Who Is Actually Affected?
These policies are often framed as being about transgender athletes. However, historically and today, that’s not the full picture.
Sex testing disproportionately impacts:
Intersex athletes, whose natural biology doesn’t fit binary definitions
Cisgender women, especially those who are muscular, tall, or don’t conform to gender norms
Global Majority women, who are more likely to be scrutinized and challenged ("Global Majority women" refers to women of African, Asian, Latin American, Indigenous, and mixed-heritage backgrounds, who together constitute roughly 85% of the world's population. This term shifts the focus from a Western-centric "minority" perspective to a global one, centering the experiences of women who are often marginalized.)
And now, with renewed calls for sex verification, every woman in sport is at risk of having to prove her identity.
The Myth of Protection
Sex testing is often justified as a way to “protect women’s sports.” But there is no evidence that these policies achieve that goal.
There is, however, extensive evidence that they:
Violate human rights
Undermine athlete dignity
Reinforce narrow and exclusionary definitions of womanhood
And importantly, there is no consistent scientific evidence that naturally occurring biological variations, whether related to sex development or gender identity, translate into unfair, categorical advantage.
We’ve Been Here Before
Sport has already tried sex testing. It didn’t work. It failed scientifically. It failed ethically. And it caused harm that many athletes are still living with today.

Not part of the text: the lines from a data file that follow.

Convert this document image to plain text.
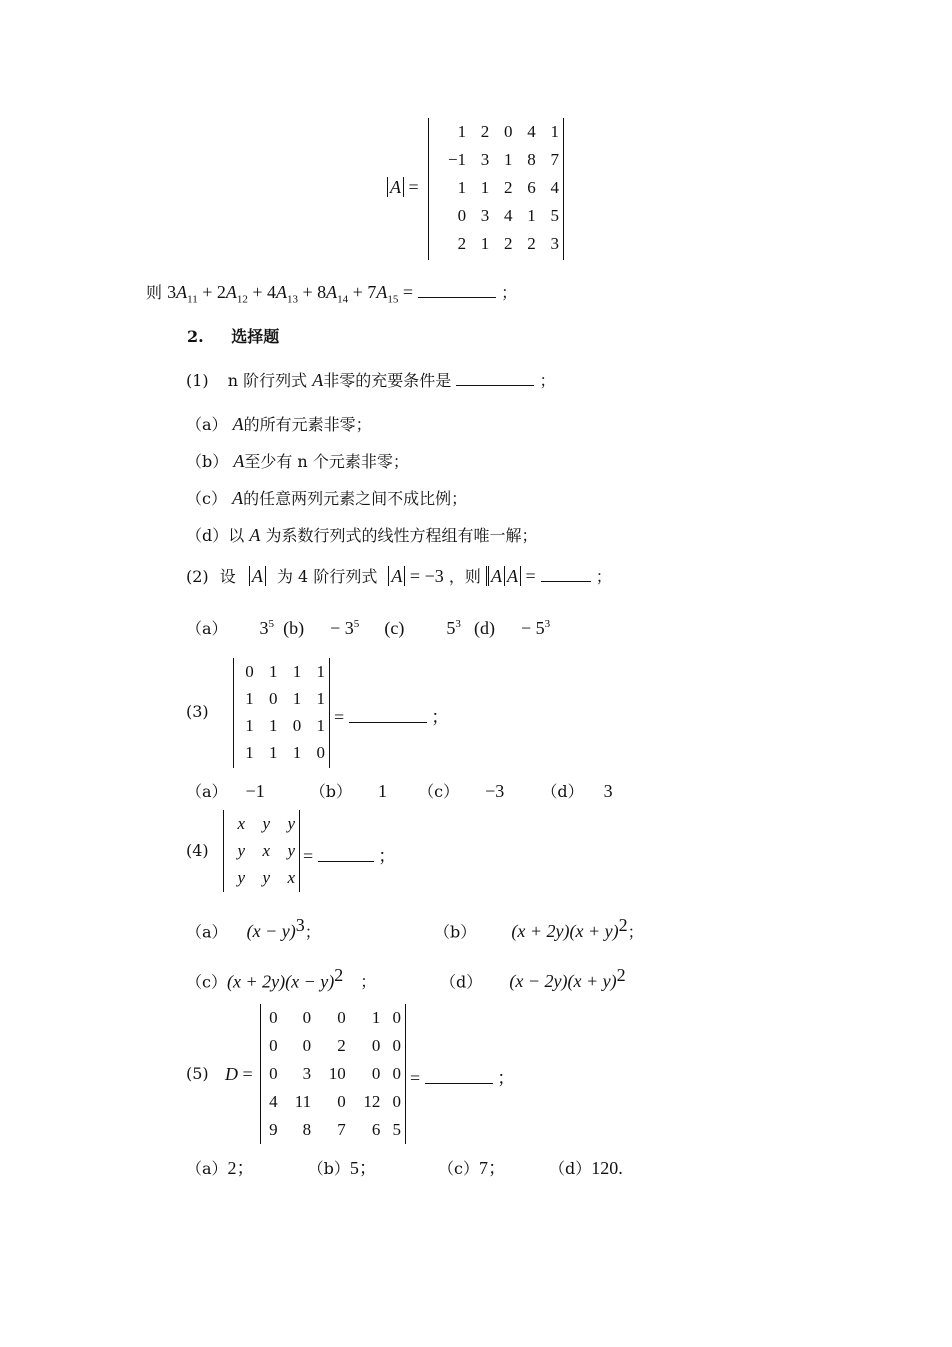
A =
1	2	0	4	1
−1	3	1	8	7
1	1	2	6	4
0	3	4	1	5
2	1	2	2	3
则 $3A_{11} + 2A_{12} + 4A_{13} + 8A_{14} + 7A_{15}$ =	；
2. 选择题
(1) n 阶行列式 A非零的充要条件是	；
（a） A的所有元素非零；
（b） A至少有 n 个元素非零；
（c） A的任意两列元素之间不成比例；
（d）以 A 为系数行列式的线性方程组有唯一解；
(2) 设 A 为 4 阶行列式 A = −3 ，则 A A =	；
（a） $3^5$ $(b) - 3^5$ (c) $5^3$ $(d) - 5^3$
(3)
0	1	1	1
1	0	1	1
1	1	0	1
1	1	1	0
=	；
（a） −1	（b） 1 （c） −3 （d） 3
(4)
x	y	y
y	x	y
y	y	x
=	；
（a） $(x - y)^3$；	（b） $(x + 2y)(x + y)^2$；
$(c)(x + 2y)(x - y)^2$ ；	（d） $(x - 2y)(x + y)^2$
(5) D =
0	0	0	1	0
0	0	2	0	0
0	3	10	0	0
4	11	0	12	0
9	8	7	6	5
=	；
（a）2；	（b）5；	（c）7；	（d）120.
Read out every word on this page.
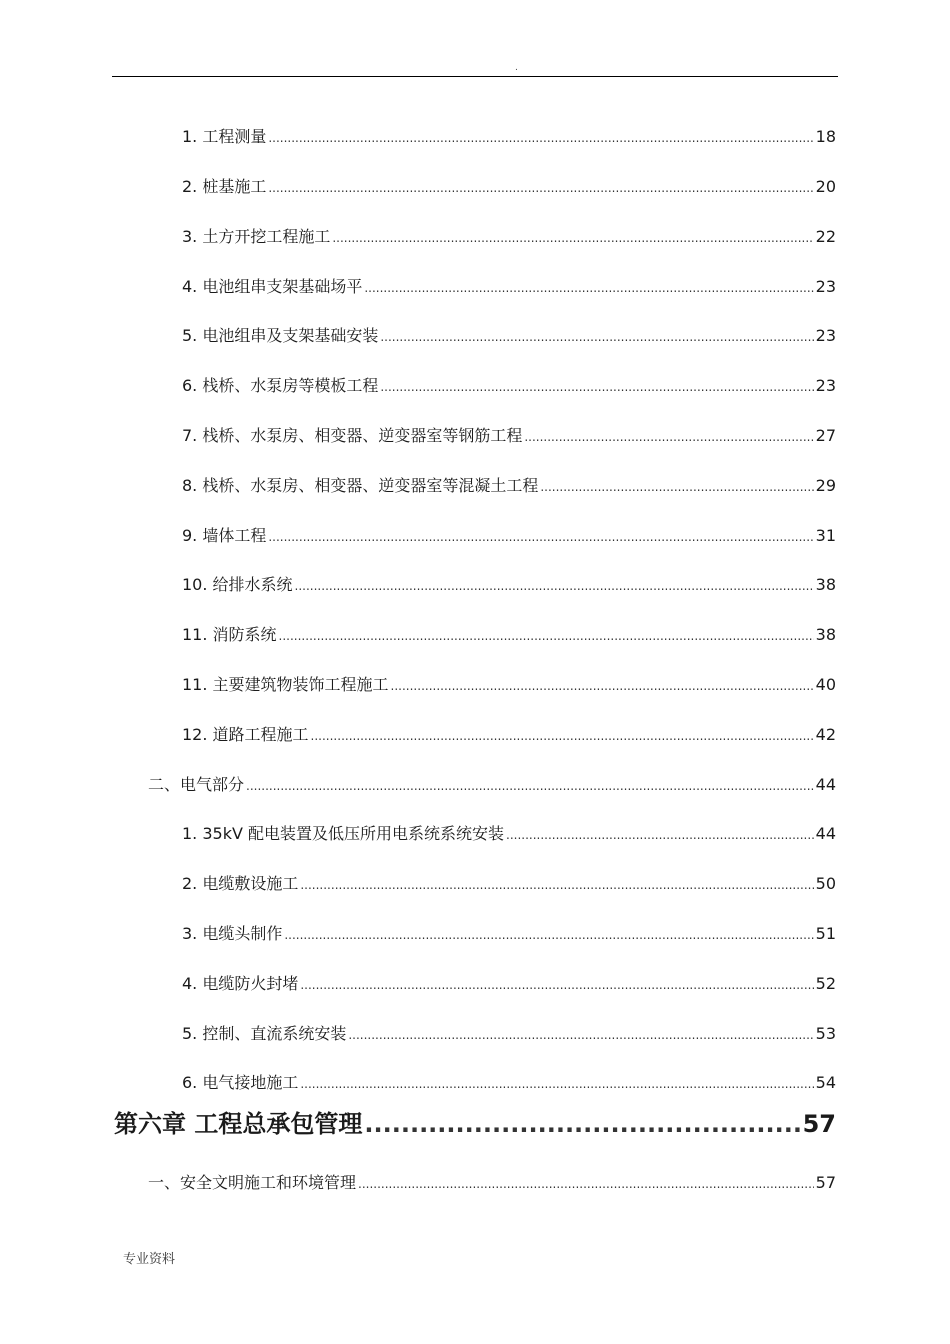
.
1. 工程测量 .....	18
2. 桩基施工 .....	20
3. 土方开挖工程施工 .....	22
4. 电池组串支架基础场平 .....	23
5. 电池组串及支架基础安装 .....	23
6. 栈桥、水泵房等模板工程 .....	23
7. 栈桥、水泵房、相变器、逆变器室等钢筋工程 .....	27
8. 栈桥、水泵房、相变器、逆变器室等混凝土工程 .....	29
9. 墙体工程 .....	31
10. 给排水系统 .....	38
11. 消防系统 .....	38
11. 主要建筑物装饰工程施工 .....	40
12. 道路工程施工 .....	42
二、电气部分 .....	44
1. 35kV 配电装置及低压所用电系统系统安装 .....	44
2. 电缆敷设施工 .....	50
3. 电缆头制作 .....	51
4. 电缆防火封堵 .....	52
5. 控制、直流系统安装 .....	53
6. 电气接地施工 .....	54
第六章 工程总承包管理 .....	57
一、安全文明施工和环境管理 .....	57
专业资料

Bringing sex testing back isn’t progress. It's repeating a history we know causes harm to women and girls.
A Better Path Forward
If the goal is truly to protect women’s sports, we need to move away from policing bodies and toward:
Evidence-based policy grounded in actual performance data
Inclusive frameworks that recognize biological diversity
Safeguards for athlete privacy and dignity
Investment in women’s sports at all levels
Fairness doesn’t come from exclusion. It comes from building systems that are equitable, informed, and humane.
Why This Matters Now
As new policies emerge - particularly those proposing widespread sex verification - they don’t just affect elite athletes. They set a precedent.
What starts at the international level trickles down to:
National governing bodies
Collegiate athletics
Youth sports, which have already seen lawmaker bans introducing sex testing on children
Ultimately, sex testing creates conditions and environments that dictate who feels safe, welcome, and able to participate. And this impacts all women and girls.
What you need to remember is this: this isn’t just about sport. It’s about whose bodies are considered acceptable and who gets to belong.
We should all be vehemently against the testing of women athletes in sport and the policing of women's bodies, on and off the court or field.